In 2015, a Muslim man sued LA Fitness after workers at a Cincinnati location told him he would be banned from the facility if he continued to pray in the locker room.

In 2018, two Black men were racially profiled and ordered to leave an LA Fitness location in New Jersey. Staff then called police on them twice while they were working out.

In 2024, Fitness International closed an Esporta Gym in Morgan Park, Chicago. Community members protested the closure for disproportionately impacting Black members in Chicago. Following the protests, Esporta was replaced by a new UFC boxing gym.

In October 2024, the Department of Justice sued LA Fitness for violating the Americans with Disabilities Act, alleging that the company discriminates against members with disabilities.

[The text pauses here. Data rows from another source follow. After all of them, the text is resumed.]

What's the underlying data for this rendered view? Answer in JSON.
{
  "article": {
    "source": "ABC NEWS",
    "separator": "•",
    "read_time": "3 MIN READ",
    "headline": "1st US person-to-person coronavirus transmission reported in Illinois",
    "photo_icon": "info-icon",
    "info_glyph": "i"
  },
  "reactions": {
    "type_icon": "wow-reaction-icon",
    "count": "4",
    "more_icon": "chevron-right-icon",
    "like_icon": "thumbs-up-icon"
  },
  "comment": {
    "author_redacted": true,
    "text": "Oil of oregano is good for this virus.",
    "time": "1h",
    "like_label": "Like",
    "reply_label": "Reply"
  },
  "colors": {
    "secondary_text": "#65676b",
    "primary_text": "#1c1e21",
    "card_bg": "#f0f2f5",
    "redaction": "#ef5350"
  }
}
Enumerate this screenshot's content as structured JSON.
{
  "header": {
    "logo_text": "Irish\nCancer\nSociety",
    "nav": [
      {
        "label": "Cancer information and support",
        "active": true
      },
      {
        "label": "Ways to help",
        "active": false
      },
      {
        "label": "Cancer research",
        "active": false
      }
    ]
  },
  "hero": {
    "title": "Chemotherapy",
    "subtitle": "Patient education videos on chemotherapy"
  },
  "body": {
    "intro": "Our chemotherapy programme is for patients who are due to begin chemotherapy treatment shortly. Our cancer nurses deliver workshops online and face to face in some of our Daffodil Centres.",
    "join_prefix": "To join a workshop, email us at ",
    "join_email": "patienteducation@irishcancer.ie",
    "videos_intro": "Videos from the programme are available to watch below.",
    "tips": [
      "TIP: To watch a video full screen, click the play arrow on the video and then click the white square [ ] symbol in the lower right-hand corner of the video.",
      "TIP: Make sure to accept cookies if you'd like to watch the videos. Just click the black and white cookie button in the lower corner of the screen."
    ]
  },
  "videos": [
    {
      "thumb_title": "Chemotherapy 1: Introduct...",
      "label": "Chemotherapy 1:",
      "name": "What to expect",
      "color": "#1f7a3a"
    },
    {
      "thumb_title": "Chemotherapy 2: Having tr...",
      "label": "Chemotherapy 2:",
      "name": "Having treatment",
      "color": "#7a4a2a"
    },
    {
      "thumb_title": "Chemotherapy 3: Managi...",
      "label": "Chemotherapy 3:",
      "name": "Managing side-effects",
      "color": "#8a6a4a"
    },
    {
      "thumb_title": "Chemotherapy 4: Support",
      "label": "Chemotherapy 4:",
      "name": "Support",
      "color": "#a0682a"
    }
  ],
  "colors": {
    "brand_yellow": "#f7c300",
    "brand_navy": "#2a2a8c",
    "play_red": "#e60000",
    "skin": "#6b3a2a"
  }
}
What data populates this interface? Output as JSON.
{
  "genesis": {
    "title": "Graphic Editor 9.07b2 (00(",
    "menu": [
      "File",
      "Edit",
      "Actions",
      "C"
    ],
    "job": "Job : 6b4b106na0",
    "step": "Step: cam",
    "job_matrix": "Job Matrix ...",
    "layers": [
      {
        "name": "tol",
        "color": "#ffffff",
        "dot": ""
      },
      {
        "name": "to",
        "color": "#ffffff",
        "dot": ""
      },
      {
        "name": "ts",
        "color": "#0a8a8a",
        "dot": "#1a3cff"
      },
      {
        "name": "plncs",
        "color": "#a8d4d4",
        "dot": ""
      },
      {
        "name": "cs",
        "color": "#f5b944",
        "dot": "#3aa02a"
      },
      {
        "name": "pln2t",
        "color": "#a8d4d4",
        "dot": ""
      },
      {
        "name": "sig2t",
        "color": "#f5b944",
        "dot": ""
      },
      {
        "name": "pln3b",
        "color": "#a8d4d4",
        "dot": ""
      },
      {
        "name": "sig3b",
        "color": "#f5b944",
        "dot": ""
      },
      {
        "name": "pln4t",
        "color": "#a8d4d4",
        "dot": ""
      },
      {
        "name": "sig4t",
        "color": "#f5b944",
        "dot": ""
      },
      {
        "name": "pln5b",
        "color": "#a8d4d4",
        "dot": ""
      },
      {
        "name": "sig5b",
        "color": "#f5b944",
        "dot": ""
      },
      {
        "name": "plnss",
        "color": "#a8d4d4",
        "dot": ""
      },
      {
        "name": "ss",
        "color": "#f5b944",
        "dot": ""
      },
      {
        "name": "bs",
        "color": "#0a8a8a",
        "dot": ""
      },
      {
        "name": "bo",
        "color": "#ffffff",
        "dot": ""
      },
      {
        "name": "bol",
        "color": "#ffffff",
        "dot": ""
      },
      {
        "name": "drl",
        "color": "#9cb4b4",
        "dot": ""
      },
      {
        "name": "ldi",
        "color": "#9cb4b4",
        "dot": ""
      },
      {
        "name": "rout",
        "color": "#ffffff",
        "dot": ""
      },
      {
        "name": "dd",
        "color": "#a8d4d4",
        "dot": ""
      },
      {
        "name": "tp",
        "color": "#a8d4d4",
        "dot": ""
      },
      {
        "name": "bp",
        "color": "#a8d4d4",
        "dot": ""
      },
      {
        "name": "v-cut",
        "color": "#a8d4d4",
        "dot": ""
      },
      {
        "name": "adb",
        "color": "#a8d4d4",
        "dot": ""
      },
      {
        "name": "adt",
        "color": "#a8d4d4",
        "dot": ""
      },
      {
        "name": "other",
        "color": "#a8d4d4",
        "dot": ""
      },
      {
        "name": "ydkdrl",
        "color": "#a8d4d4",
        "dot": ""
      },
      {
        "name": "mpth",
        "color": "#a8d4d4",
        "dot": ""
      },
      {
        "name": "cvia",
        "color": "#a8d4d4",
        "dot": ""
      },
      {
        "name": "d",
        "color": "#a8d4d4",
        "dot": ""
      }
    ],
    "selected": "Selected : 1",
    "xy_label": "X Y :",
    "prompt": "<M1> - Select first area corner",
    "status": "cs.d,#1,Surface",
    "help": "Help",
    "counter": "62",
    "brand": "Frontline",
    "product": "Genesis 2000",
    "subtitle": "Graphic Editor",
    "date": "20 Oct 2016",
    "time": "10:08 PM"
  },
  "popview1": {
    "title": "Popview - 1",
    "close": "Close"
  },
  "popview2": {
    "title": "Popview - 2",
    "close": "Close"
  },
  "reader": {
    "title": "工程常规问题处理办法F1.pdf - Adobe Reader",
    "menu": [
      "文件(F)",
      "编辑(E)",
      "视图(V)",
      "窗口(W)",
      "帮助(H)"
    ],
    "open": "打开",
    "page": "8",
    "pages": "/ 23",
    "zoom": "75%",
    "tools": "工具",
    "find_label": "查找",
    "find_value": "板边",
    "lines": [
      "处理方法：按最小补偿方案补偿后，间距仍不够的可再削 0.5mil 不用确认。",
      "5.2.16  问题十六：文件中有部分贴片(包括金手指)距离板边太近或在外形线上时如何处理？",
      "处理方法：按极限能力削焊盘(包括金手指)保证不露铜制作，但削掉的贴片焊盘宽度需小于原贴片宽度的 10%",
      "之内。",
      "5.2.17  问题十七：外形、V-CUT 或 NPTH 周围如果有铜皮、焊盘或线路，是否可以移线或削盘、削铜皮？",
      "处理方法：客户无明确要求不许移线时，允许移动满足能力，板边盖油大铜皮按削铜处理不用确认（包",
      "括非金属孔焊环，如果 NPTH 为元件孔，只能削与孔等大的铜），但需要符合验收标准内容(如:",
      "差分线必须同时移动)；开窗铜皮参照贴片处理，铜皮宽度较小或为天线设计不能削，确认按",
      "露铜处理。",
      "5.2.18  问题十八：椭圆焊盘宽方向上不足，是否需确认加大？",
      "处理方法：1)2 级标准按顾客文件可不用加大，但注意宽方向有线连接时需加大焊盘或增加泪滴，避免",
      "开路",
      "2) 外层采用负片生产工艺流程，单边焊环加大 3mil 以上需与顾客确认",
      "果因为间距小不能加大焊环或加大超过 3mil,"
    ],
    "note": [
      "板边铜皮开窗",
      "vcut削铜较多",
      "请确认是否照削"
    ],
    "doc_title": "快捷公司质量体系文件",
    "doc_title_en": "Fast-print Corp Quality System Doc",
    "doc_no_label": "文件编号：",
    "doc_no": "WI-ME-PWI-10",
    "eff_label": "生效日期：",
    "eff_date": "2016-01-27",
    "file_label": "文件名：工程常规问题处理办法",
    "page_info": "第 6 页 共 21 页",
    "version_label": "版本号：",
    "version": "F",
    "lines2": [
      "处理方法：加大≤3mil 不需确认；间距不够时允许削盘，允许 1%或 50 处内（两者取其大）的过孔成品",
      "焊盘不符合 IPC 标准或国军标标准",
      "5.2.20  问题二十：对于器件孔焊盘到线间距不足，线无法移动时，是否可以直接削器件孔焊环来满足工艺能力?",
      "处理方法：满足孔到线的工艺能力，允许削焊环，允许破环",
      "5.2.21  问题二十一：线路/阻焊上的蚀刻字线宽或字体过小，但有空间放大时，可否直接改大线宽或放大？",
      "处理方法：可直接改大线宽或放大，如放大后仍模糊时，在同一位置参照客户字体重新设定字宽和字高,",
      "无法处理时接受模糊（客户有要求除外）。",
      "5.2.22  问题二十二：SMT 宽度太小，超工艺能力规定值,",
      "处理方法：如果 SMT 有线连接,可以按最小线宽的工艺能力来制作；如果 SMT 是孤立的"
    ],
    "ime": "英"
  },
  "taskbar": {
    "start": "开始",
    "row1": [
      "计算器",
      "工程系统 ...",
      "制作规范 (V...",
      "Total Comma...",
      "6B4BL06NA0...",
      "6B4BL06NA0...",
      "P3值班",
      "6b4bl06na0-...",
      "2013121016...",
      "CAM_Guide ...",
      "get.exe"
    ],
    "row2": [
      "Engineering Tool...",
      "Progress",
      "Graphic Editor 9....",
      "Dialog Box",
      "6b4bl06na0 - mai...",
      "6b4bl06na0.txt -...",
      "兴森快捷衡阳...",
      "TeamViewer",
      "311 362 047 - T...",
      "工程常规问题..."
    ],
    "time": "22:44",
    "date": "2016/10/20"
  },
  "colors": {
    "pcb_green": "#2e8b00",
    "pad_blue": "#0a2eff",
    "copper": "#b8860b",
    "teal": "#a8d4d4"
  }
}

In August 2025, the Federal Trade Commission sued Fitness International LLC for unfair trade practices, alleging that the cancellation policies at its LA Fitness clubs made it exceedingly difficult for customers to cancel their memberships. The company disputed the allegations.

==Facilities ==
LA Fitness locations feature full-court basketball courts, lap pools, racquetball courts, saunas, and steam rooms, with clubs ranging from 20,000 to 60,000 square feet.

Beginning in 2022, Fitness International partnered with Xponential Fitness to add its brands, starting with Club Pilates and StretchLab, to LA Fitness and City Sports Club locations. The company also began offering access to the Les Mills+ fitness app for an additional fee.

In 2026, the company piloted a motion-tracking basketball court system from Shoot 360 that uses artificial intelligence to provide real-time analytics, virtual leaderboards, and training technology.

==Club Studio==
In December 2022, Fitness International launched Club Studio, a premium gym brand that includes multiple boutique fitness programs in a single facility. Locations offer cycling, boxing, Pilates, yoga, and cardio training as well as free weights, strength and cardio areas, swimming pools, functional training areas, and basketball courts. Other amenities include cryotherapy, red light therapy, massage beds and rollers, compression and percussion therapy, babysitting services, a wellness cafe, and an athleisure retail store.

The first location was in Irvine, California. By October 2025, the company had expanded to 15 locations. By March 2026, the company was operating 18 Club Studio sites in California, Connecticut, Florida, Illinois, Michigan, New Jersey, New York, Texas, and Virginia.